The day after Christmas, my wife and I made the very painful decision to euthanize our border collie-lab mix Misty. Misty was almost 12 years old, originally a rescue dog, and was diagnosed with a terminal bone tumor in October. The veterinarian gave Misty two months to live.
Unfortunately, the doctor was right on the mark and Misty lived about eight days beyond the projected two months. Monday, the day after Christmas, my wife knew that just looking at this great wonderful dog that no longer wagged her tail, started to isolate from the family, appeared confused and refused to eat, that it was time to put Misty to sleep.
When the decision was to take her to the vet hospital, Misty was still mobile, and she wagged her tail as she walked down the deck stairs to the car. And as always on car rides, she was alert as she watched the landscape on the bright sunny December day from her partially opened car window.
When we arrived at the hospital, Misty exited the car and she walked with a slight wagging tail as the technicians took her for preparation of the IV drip, which would be used to put her out of her misery. And when the technician brought Misty back into the room for the procedure, she noted that Misty indeed was a great dog. Prior coming into the room, the technician had given Misty a piece of chicken that she had been providing some of the other ailing dogs which were being fed.
And with very sad pride, it was either myself or my wife who responded to the technician's observation that yes indeed we knew Misty was a great dog and in our hearts both of us probably knew Misty was a dog with an extraordinary temperment which would be hard to replace.
Misty came to us about 6 months after our last collie mix, Briggs had died. My wife, my resident mother-in-law and myself had decided not to replace Briggs for at least one year.
Ironically, just 7 months into our self-imposed ban on another dog, the day before Misty came to us, my mother –in-law and I both had remarked to my wife that we were ready for a new dog. Cats just did not replace the presence of a dog in household.
That very day that we mentioned the desire for a new dog, my wife had received a call from her cousin that some friends found a large bearish black dog with root beer brown eyes rummaging through the trash bins, recklessly crossing a busy Summit County, Ohio street.
The couple would have kept the dog, but they had two other dogs and were expecting their first baby and so they had to part with this dog that they nicknamed “Bear.”
That night when she was in our car going to her new home, my wife decided “Bear” would be renamed Misty and she then became a part of our family for almost 12 years.
As with every dog owner, we have our favorite stories about our dog.
Misty never listened well to directions and would escape through an opened fence gate and run through the neighborhood avoiding all attempts to capture her. And as were about to grab her, she would just look at us and take off and continue her sprint through the neighborhood crossing the street recklessly unaware that a car could easily hit her.
Misty loved being outside and when not going for her chaperoned walks or planning her carefully orchestrated "jail breaks", her favorite past time was to sit on the deck for hours and just dreamily stare through the deck’s rails into the yard and watch the animal drama of the ground hogs, rabbits, squirrels and birds scurrying through the yard.
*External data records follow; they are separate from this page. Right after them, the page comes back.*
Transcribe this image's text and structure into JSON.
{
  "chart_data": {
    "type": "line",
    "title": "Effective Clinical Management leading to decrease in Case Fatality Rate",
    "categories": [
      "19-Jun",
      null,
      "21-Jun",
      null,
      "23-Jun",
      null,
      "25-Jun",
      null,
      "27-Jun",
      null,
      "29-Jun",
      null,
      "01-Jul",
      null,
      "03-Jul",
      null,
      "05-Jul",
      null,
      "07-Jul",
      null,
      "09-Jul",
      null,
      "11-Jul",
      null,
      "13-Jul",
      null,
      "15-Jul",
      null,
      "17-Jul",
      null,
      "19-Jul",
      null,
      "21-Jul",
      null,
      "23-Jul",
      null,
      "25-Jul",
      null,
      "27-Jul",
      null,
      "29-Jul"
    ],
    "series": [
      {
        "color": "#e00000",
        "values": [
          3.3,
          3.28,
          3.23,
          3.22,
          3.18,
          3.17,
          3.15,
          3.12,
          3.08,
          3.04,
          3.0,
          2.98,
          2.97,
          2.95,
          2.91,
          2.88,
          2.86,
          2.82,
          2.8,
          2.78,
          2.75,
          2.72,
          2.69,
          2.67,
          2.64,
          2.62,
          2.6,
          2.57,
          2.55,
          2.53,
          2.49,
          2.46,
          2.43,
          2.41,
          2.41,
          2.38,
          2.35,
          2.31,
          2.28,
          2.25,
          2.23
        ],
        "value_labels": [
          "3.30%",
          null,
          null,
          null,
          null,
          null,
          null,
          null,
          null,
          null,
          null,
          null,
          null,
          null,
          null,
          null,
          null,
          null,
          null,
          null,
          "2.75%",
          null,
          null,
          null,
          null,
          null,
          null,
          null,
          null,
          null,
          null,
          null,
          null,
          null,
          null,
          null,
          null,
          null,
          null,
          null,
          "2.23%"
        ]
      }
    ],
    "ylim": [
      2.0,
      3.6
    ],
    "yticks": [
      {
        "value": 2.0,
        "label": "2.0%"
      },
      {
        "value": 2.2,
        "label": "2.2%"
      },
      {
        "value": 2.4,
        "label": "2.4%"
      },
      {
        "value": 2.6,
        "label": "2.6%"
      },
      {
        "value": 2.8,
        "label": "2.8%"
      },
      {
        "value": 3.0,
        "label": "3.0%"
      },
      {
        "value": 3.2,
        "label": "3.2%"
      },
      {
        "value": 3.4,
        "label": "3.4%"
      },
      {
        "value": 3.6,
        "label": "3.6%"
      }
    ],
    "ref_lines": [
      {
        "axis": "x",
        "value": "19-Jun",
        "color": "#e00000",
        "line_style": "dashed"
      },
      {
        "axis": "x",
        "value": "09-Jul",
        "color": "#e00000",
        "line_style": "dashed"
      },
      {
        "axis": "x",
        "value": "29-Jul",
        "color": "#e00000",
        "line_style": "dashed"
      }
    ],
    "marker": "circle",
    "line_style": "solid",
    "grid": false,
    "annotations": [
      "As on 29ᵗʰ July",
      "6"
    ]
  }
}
This vision of her dreamily staring into the yard is the memory I will most miss about her.
Misty liked all people and despite her initial deep bark, everyone was a friend. She genuinely did not need to be socialized with other dogs, because as with people, she liked them all, which could be of course dangerous, as not all dogs shared her affability.
About six years ago, a bossy female chow-lab mix arrived at our house. Her name is Muffin and she indeed liked to boss the gentle giant Misty around who chose not to become subservient to this alpha dog wanna- be. Misty's response to her new play mate was passive aggressiveness either by her nature or her design. Misty just did not get excited about her new bossy sister who she could have easily torn apart.
When the doctor came back with the very stunning diagnosis of her cancer in middle October, the news was very unbelievable, as by all accounts, though now an older dog Misty was a healthy dog. Right until the last few days of her life, Misty still enjoyed going for walks and rides in the car.
As my wife and I both some times tearfully and sadly have noted, Misty was a quiet giant in our household who had a non-judgmental presence. She was just happy to be alive. A house without Misty is just a lot less exciting.
But the reason for this blog is to recognize how significantly important an animal can become in our lives as even I found myself addressing Misty as “ our girl.”
But more importantly for those pet owners who will go through the same painful decision about putting a pet to sleep, my wife and I mutually had agreed upon specific symptoms that would let us know when to put Misty down and not let her suffer.
I was a bit reluctant that day when my wife said it was time. I was hoping Misty would have some more days left ahead, but as we talked Misty’s brown eyes let us knew she needed our assistance to let her go.
My wife and I were with her when the fatal dose was administered and this gentle giant was gone in seconds.
Misty left us quietly in a most graceful exit that could only be expected of her.